This is the data release for Colloms et al. 2025 (arXiv, dcc). In this work we demonstrate the use of normalising flows for emulation of population synthesis simulations and continuous inference of the simulation inputs, natal spin, common envelope efficiency, and the relative rates between five formation channels.
This data release includes hyperposterior samples from our discrete and continuous inference, the normalising flow models used for the analysis, the processed gravitational wave event samples, and additional auxiliary data for the remaining paper results.
The analysis was produced using the updated AMAZE framework, which can be found in this git repository. The results were produced with this version of the code. The population synthesis models used to train the normalising flows were initially produced for Zevin et al. (2021) and are contained in this data release.
Data included:
- `inference_samples.tar.gz` contains the hyperposterior samples from our three inference results: continuous inference with normalising flows, discrete inference with normalising flows, and discrete inference with KDEs. Each inference result contains five hdf5 files, each for a different run instance with a different random seed, which were combined for the published result.
- `cont_GWTC3/` contains the continuous result files with the natal spin and common envelope efficiency and the underlying branching fraction samples
- `discrete_GWTC3/flow/` contains the discrete result files using normalising flows
- `discrete_GWTC3/KDEs/` contains the discrete result files using KDEs
Within each hdf5 file, the key:
-
- ‘model_selection/samples’ contains the hyperposterior samples for natal spin, common envelope efficiency, and the five underlying branching fractions inferred (for the discrete results, natal spin common and envelope efficiency samples are represented by the model index).
- ‘model_selection/obsdata’ contains the combined GW posterior samples of chirp mass, mass ratio, effective inspiral spin, and redshift for each event used in the inference.
- ‘model_selection/lnprob’ contains the log probability of each hyperposterior sample.
- ‘model_selection/raw_samples’ contains the raw MCMC samples without the flooring to a particular model index for the discrete result samples. These are identical to ‘model_selection/samples’ for the continuous inference.
This also includes
-
- `cont_detectable_GWTC3/`containing the hyperposterior samples for natal spin, common envelope efficiency, and the detectable branching fractions with continuous inference.
- `flow_models.tar.gz` contains the normalising flow models (as pytorch version 1.12.1 Model objects), the training and validation losses for each training epoch, the mapping constants used for the initial transformation of the training data, and a config file with the architecture for each normalising flow. We include these data products for each formation channel: common envelope (CE), chemically homogeneous evolution (CHE), globular clusters (GC), nuclear star clusters (NSC), and stable mass transfer (SMT).

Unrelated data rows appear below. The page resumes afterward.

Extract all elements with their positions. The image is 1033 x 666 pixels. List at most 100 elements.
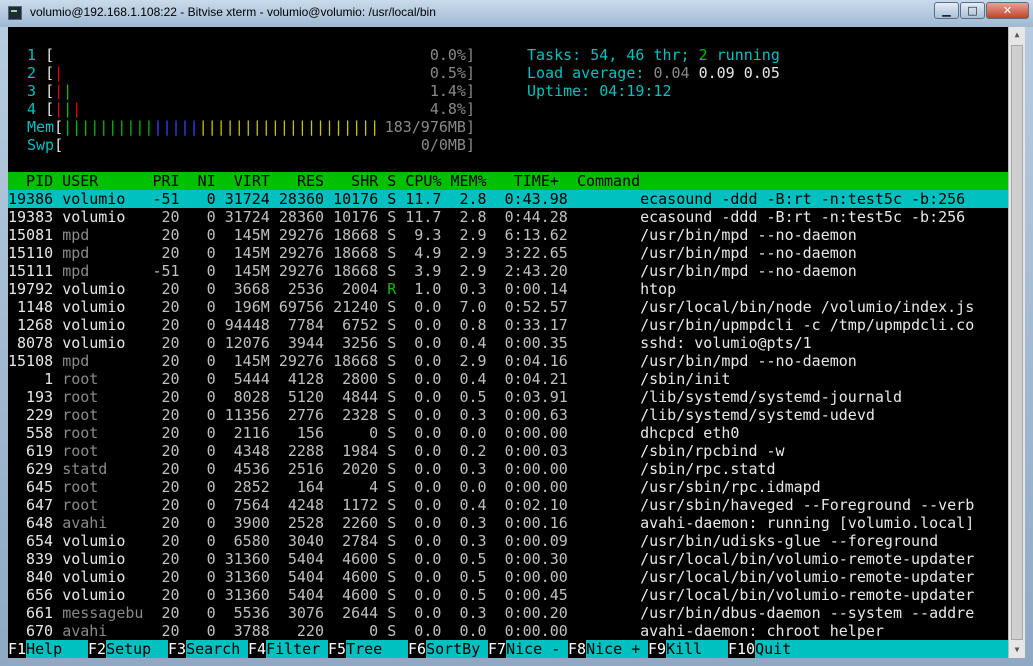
cell-ni: 0 xyxy=(206,442,216,460)
cell-mem: 0.5 xyxy=(459,586,487,604)
fkey-f5[interactable]: F5Tree xyxy=(328,640,400,658)
cell-res: 3040 xyxy=(287,532,324,550)
cell-user: volumio xyxy=(62,190,126,208)
process-row[interactable]: 840 volumio 20 0 31360 5404 4600 S 0.0 0.5 0:00.00… xyxy=(8,568,1008,586)
cell-time: 0:02.10 xyxy=(504,496,568,514)
scroll-up-arrow-icon[interactable]: ▲ xyxy=(1009,27,1025,43)
fkey-f2[interactable]: F2Setup xyxy=(88,640,160,658)
cell-time: 0:00.63 xyxy=(504,406,568,424)
cell-cpu: 0.0 xyxy=(414,442,442,460)
scroll-down-arrow-icon[interactable]: ▼ xyxy=(1009,642,1025,658)
cell-s: S xyxy=(387,316,397,334)
fkey-f7[interactable]: F7Nice - xyxy=(488,640,560,658)
close-button[interactable]: ✕ xyxy=(986,2,1029,19)
cell-pri: 20 xyxy=(161,532,180,550)
cell-shr: 0 xyxy=(369,622,379,640)
cell-ni: 0 xyxy=(206,406,216,424)
process-row[interactable]: 15108 mpd 20 0 145M 29276 18668 S 0.0 2.9 0:04.16 /… xyxy=(8,352,1008,370)
cell-cmd: /lib/systemd/systemd-udevd xyxy=(640,406,875,424)
cell-s: S xyxy=(387,262,397,280)
cell-mem: 0.3 xyxy=(459,460,487,478)
process-row[interactable]: 15111 mpd -51 0 145M 29276 18668 S 3.9 2.9 2:43.20… xyxy=(8,262,1008,280)
cell-res: 29276 xyxy=(278,226,325,244)
terminal-icon xyxy=(8,6,22,20)
cell-user: avahi xyxy=(62,514,108,532)
selected-process-row[interactable]: 19386 volumio -51 0 31724 28360 10176 S 11.7 2.8 0… xyxy=(8,190,1008,208)
fkey-f6[interactable]: F6SortBy xyxy=(408,640,480,658)
minimize-button[interactable]: ▁ xyxy=(934,2,959,19)
cell-cpu: 0.0 xyxy=(414,460,442,478)
process-row[interactable]: 19383 volumio 20 0 31724 28360 10176 S 11.7 2.8 0:… xyxy=(8,208,1008,226)
process-row[interactable]: 15110 mpd 20 0 145M 29276 18668 S 4.9 2.9 3:22.65 /… xyxy=(8,244,1008,262)
process-row[interactable]: 1 root 20 0 5444 4128 2800 S 0.0 0.4 0:04.21/sbin/… xyxy=(8,370,1008,388)
cpu-meter-value-1: 0.0%] xyxy=(429,46,475,64)
cell-pri: 20 xyxy=(161,298,180,316)
process-row[interactable]: 558 root 20 0 2116 156 0 S 0.0 0.0 0:00.00 dhcpcd e… xyxy=(8,424,1008,442)
cell-virt: 11356 xyxy=(224,406,270,424)
cell-pid: 229 xyxy=(26,406,54,424)
process-row[interactable]: 1268 volumio 20 0 94448 7784 6752 S 0.0 0.8 0:33.1… xyxy=(8,316,1008,334)
process-row[interactable]: 1148 volumio 20 0 196M 69756 21240 S 0.0 7.0 0:52.… xyxy=(8,298,1008,316)
title-bar[interactable]: volumio@192.168.1.108:22 - Bitvise xterm… xyxy=(0,0,1033,27)
cell-pri: 20 xyxy=(161,514,180,532)
fkey-f8[interactable]: F8Nice + xyxy=(568,640,640,658)
cell-mem: 0.3 xyxy=(459,406,487,424)
cell-virt: 4536 xyxy=(233,460,270,478)
cell-s: S xyxy=(387,226,397,244)
cell-pid: 648 xyxy=(26,514,54,532)
process-table-header[interactable]: PID USER PRI NI VIRT RES SHR S CPU% MEM%… xyxy=(8,172,1008,190)
process-row[interactable]: 229 root 20 0 11356 2776 2328 S 0.0 0.3 0:00.63/li… xyxy=(8,406,1008,424)
cell-time: 0:00.35 xyxy=(504,334,568,352)
process-row[interactable]: 647 root 20 0 7564 4248 1172 S 0.0 0.4 0:02.10/usr… xyxy=(8,496,1008,514)
process-row[interactable]: 648 avahi 20 0 3900 2528 2260 S 0.0 0.3 0:00.16 ava… xyxy=(8,514,1008,532)
process-row[interactable]: 839 volumio 20 0 31360 5404 4600 S 0.0 0.5 0:00.30… xyxy=(8,550,1008,568)
cell-pri: 20 xyxy=(161,370,180,388)
process-row[interactable]: 645 root 20 0 2852 164 4 S 0.0 0.0 0:00.00/usr/sbi… xyxy=(8,478,1008,496)
cell-pri: 20 xyxy=(161,388,180,406)
cell-cmd: ecasound -ddd -B:rt -n:test5c -b:256 xyxy=(640,208,966,226)
cell-cmd: /usr/sbin/haveged --Foreground --verb xyxy=(640,496,975,514)
cell-ni: 0 xyxy=(206,370,216,388)
cell-virt: 8028 xyxy=(233,388,270,406)
cell-cmd: /usr/bin/mpd --no-daemon xyxy=(640,226,857,244)
process-row[interactable]: 654 volumio 20 0 6580 3040 2784 S 0.0 0.3 0:00.09 /… xyxy=(8,532,1008,550)
process-row[interactable]: 193 root 20 0 8028 5120 4844 S 0.0 0.5 0:03.91/lib… xyxy=(8,388,1008,406)
cell-shr: 10176 xyxy=(333,190,379,208)
vertical-scrollbar[interactable]: ▲ ▼ xyxy=(1008,27,1025,658)
process-row[interactable]: 670 avahi 20 0 3788 220 0 S 0.0 0.0 0:00.00 avahi-d… xyxy=(8,622,1008,640)
process-row[interactable]: 656 volumio 20 0 31360 5404 4600 S 0.0 0.5 0:00.45… xyxy=(8,586,1008,604)
cell-ni: 0 xyxy=(206,514,216,532)
cell-user: root xyxy=(62,496,99,514)
cell-cmd: /usr/bin/upmpdcli -c /tmp/upmpdcli.co xyxy=(640,316,975,334)
cell-user: volumio xyxy=(62,550,126,568)
fkey-f4[interactable]: F4Filter xyxy=(248,640,320,658)
fkey-f1[interactable]: F1Help xyxy=(8,640,80,658)
cell-mem: 0.0 xyxy=(459,622,487,640)
cell-pri: 20 xyxy=(161,406,180,424)
cell-cpu: 11.7 xyxy=(405,208,442,226)
cell-pid: 15110 xyxy=(8,244,54,262)
cell-time: 0:43.98 xyxy=(504,190,568,208)
cell-shr: 0 xyxy=(369,424,379,442)
cell-s: S xyxy=(387,460,397,478)
process-row[interactable]: 15081 mpd 20 0 145M 29276 18668 S 9.3 2.9 6:13.62 /… xyxy=(8,226,1008,244)
terminal-screen[interactable]: 1 [0.0%] 2 [| 0.5%] 3 [|| 1.4%] 4 [||| 4.8%] M… xyxy=(8,27,1008,658)
column-headers[interactable]: PID USER PRI NI VIRT RES SHR S CPU% MEM%… xyxy=(8,172,640,190)
cell-res: 2516 xyxy=(287,460,324,478)
process-row[interactable]: 619 root 20 0 4348 2288 1984 S 0.0 0.2 0:00.03/sbi… xyxy=(8,442,1008,460)
fkey-f3[interactable]: F3Search xyxy=(168,640,240,658)
scrollbar-thumb[interactable] xyxy=(1011,45,1023,640)
process-row[interactable]: 19792 volumio 20 0 3668 2536 2004 R 1.0 0.3 0:00.1… xyxy=(8,280,1008,298)
process-row[interactable]: 8078 volumio 20 0 12076 3944 3256 S 0.0 0.4 0:00.3… xyxy=(8,334,1008,352)
cell-ni: 0 xyxy=(206,568,216,586)
fkey-f10[interactable]: F10Quit xyxy=(728,640,809,658)
cell-user: root xyxy=(62,406,99,424)
fkey-f9[interactable]: F9Kill xyxy=(648,640,720,658)
swp-meter: Swp[ xyxy=(27,136,64,154)
process-row[interactable]: 661 messagebu 20 0 5536 3076 2644 S 0.0 0.3 0:00.2… xyxy=(8,604,1008,622)
cell-user: root xyxy=(62,370,99,388)
cell-cpu: 3.9 xyxy=(414,262,442,280)
maximize-button[interactable]: □ xyxy=(960,2,985,19)
cell-res: 5404 xyxy=(287,586,324,604)
process-row[interactable]: 629 statd 20 0 4536 2516 2020 S 0.0 0.3 0:00.00/sb… xyxy=(8,460,1008,478)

- `{channel}.pt` is the trained normalising flow model used in the analysis, as a pytorch model. These may be loaded as an Nflow objects within the AMAZE framework.

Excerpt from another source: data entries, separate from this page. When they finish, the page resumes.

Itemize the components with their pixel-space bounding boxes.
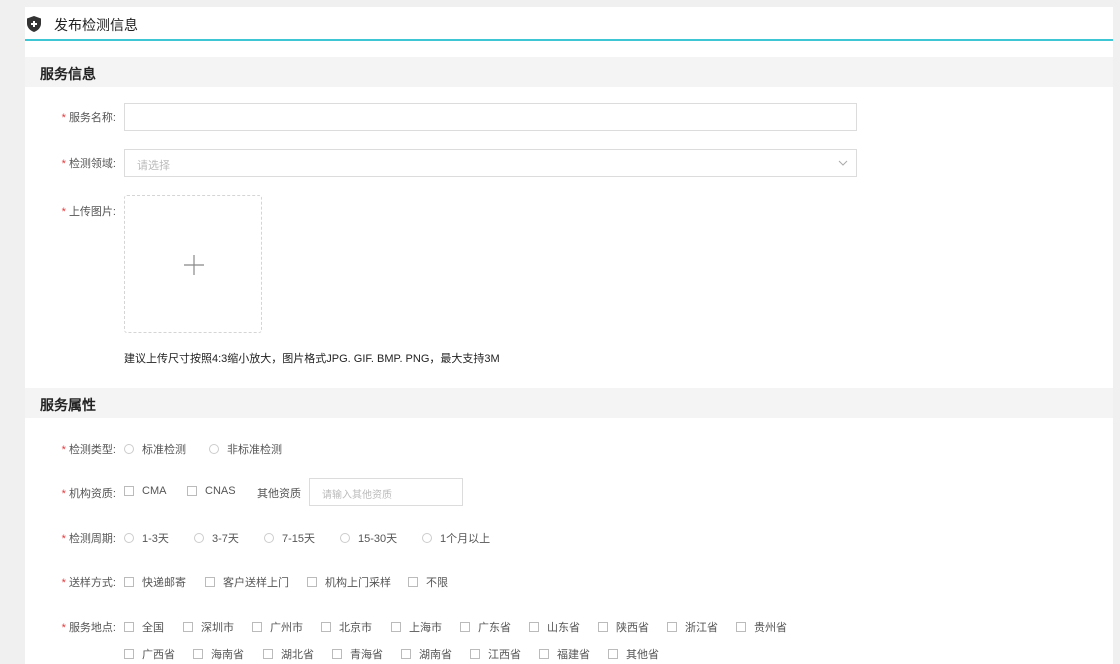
service-name-input[interactable] [124, 103, 857, 131]
checkbox[interactable] [124, 486, 134, 496]
checkbox[interactable] [667, 622, 677, 632]
checkbox[interactable] [460, 622, 470, 632]
section-title: 服务信息 [40, 66, 96, 82]
checkbox[interactable] [391, 622, 401, 632]
checkbox-location[interactable]: 全国 [124, 619, 164, 635]
checkbox[interactable] [332, 649, 342, 659]
radio-button[interactable] [194, 533, 204, 543]
location-label: * 服务地点: [61, 622, 116, 634]
checkbox[interactable] [193, 649, 203, 659]
page-header: 发布检测信息 [25, 7, 1113, 41]
checkbox-location[interactable]: 江西省 [470, 646, 521, 662]
radio-cycle-2[interactable]: 3-7天 [194, 530, 239, 546]
field-label: * 检测领域: [61, 158, 116, 170]
checkbox[interactable] [124, 649, 134, 659]
checkbox-location[interactable]: 湖南省 [401, 646, 452, 662]
checkbox-location[interactable]: 广东省 [460, 619, 511, 635]
radio-standard[interactable]: 标准检测 [124, 441, 186, 457]
image-upload[interactable] [124, 195, 262, 333]
checkbox[interactable] [124, 622, 134, 632]
radio-button[interactable] [124, 444, 134, 454]
checkbox[interactable] [263, 649, 273, 659]
checkbox[interactable] [598, 622, 608, 632]
checkbox-location[interactable]: 广西省 [124, 646, 175, 662]
checkbox[interactable] [608, 649, 618, 659]
checkbox[interactable] [470, 649, 480, 659]
checkbox[interactable] [321, 622, 331, 632]
checkbox-location[interactable]: 陕西省 [598, 619, 649, 635]
radio-nonstandard[interactable]: 非标准检测 [209, 441, 282, 457]
radio-button[interactable] [124, 533, 134, 543]
checkbox-location[interactable]: 深圳市 [183, 619, 234, 635]
shield-icon [27, 16, 41, 32]
radio-cycle-5[interactable]: 1个月以上 [422, 530, 490, 546]
checkbox[interactable] [124, 577, 134, 587]
checkbox-location[interactable]: 福建省 [539, 646, 590, 662]
checkbox[interactable] [183, 622, 193, 632]
checkbox-location[interactable]: 青海省 [332, 646, 383, 662]
checkbox[interactable] [401, 649, 411, 659]
detect-type-label: * 检测类型: [61, 444, 116, 456]
page-title: 发布检测信息 [54, 17, 138, 33]
checkbox-cnas[interactable]: CNAS [187, 485, 236, 497]
checkbox[interactable] [252, 622, 262, 632]
checkbox[interactable] [205, 577, 215, 587]
cycle-label: * 检测周期: [61, 533, 116, 545]
checkbox[interactable] [408, 577, 418, 587]
checkbox-delivery-2[interactable]: 客户送样上门 [205, 574, 289, 590]
checkbox[interactable] [307, 577, 317, 587]
upload-hint: 建议上传尺寸按照4:3缩小放大，图片格式JPG. GIF. BMP. PNG，最… [124, 353, 500, 365]
section-service-attrs: 服务属性 [25, 388, 1113, 418]
delivery-label: * 送样方式: [61, 577, 116, 589]
checkbox[interactable] [187, 486, 197, 496]
radio-button[interactable] [209, 444, 219, 454]
section-service-info: 服务信息 [25, 57, 1113, 87]
checkbox-location[interactable]: 广州市 [252, 619, 303, 635]
checkbox-delivery-4[interactable]: 不限 [408, 574, 448, 590]
radio-cycle-4[interactable]: 15-30天 [340, 530, 397, 546]
checkbox-location[interactable]: 浙江省 [667, 619, 718, 635]
field-select[interactable]: 请选择 [124, 149, 857, 177]
plus-icon [184, 255, 204, 275]
field-select-placeholder: 请选择 [137, 160, 170, 172]
checkbox[interactable] [539, 649, 549, 659]
checkbox-delivery-1[interactable]: 快递邮寄 [124, 574, 186, 590]
checkbox-location[interactable]: 北京市 [321, 619, 372, 635]
radio-button[interactable] [264, 533, 274, 543]
publish-panel: 发布检测信息 服务信息 * 服务名称: * 检测领域: 请选择 * 上传图片: 建议上… [25, 7, 1113, 664]
checkbox[interactable] [529, 622, 539, 632]
radio-button[interactable] [422, 533, 432, 543]
qualification-label: * 机构资质: [61, 488, 116, 500]
radio-button[interactable] [340, 533, 350, 543]
other-qual-input[interactable]: 请输入其他资质 [309, 478, 463, 506]
chevron-down-icon [838, 160, 848, 166]
checkbox-location[interactable]: 上海市 [391, 619, 442, 635]
radio-cycle-1[interactable]: 1-3天 [124, 530, 169, 546]
section-title: 服务属性 [40, 397, 96, 413]
radio-cycle-3[interactable]: 7-15天 [264, 530, 315, 546]
checkbox-location[interactable]: 其他省 [608, 646, 659, 662]
checkbox-cma[interactable]: CMA [124, 485, 166, 497]
checkbox-location[interactable]: 海南省 [193, 646, 244, 662]
checkbox-location[interactable]: 贵州省 [736, 619, 787, 635]
checkbox-location[interactable]: 山东省 [529, 619, 580, 635]
checkbox-location[interactable]: 湖北省 [263, 646, 314, 662]
other-qual-label: 其他资质 [257, 488, 301, 500]
upload-label: * 上传图片: [61, 206, 116, 218]
checkbox-delivery-3[interactable]: 机构上门采样 [307, 574, 391, 590]
service-name-label: * 服务名称: [61, 112, 116, 124]
checkbox[interactable] [736, 622, 746, 632]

- `{channel}_loss_history.csv` contains the training epoch number, training loss, validation loss, and learning rate at each epoch of training for each normalising flow.
- `{channel}_mappings.npy` contains the constants used in the logistic mapping for the chirp mass, mass ratio, and redshift samples for each channel. See Colloms et al. Appendix A for details of how these are used.
- We also include `flows_mapping.json` as a human readable version of the mappings
- `flowconfig.json` contains the network architecture (number of transforms, number of neurons per layer, and number of spline bins) used for each normalising flow.
- `gw_events.tar.gz` contains the posterior samples from the GWTC-2.1 and GWTC-3 data releases. Each event contains samples of chirp mass, mass ratio, effective inspiral spin, and redshift, along with a prior value calculated for each sample `p_theta_jcb`. These samples were created with the notebook process_GWTC_data.ipynb.
- `plot_data.tar.gz` contains auxiliary data used for plotting the samples drawn from the normalising flow and KDE models, and the log likelihood ratio between the normalising flows and the KDEs.
- `dataspace_samps.hdf5`contains samples from the normalising flow used to make Figure 5, and samples from parametric results drawn from the default models used in Abbott et al. (2022). The normalising flow samples are stored in `flow_samps/{channel}`, where the number of samples for each channel is representative of the inferred branching fractions from continuous inference.
- `emulation_samps.hdf5` contains normalising flow and KDE samples from the CE channel model representations at a natal spin value of 0 and a CE efficiency value of 2, used to make Figure 1.
- `test_flow_samps.hdf5` contains samples from the CE flow model trained with this test population removed, at natal spin value of 0.1 and a CE efficiency value of 1, used to make Figure 2.
- `KLs.json` contains the Kullbeck – Liebler divergence values between the normalising flows and the KDEs at for each channel, at each of the population synthesis model points.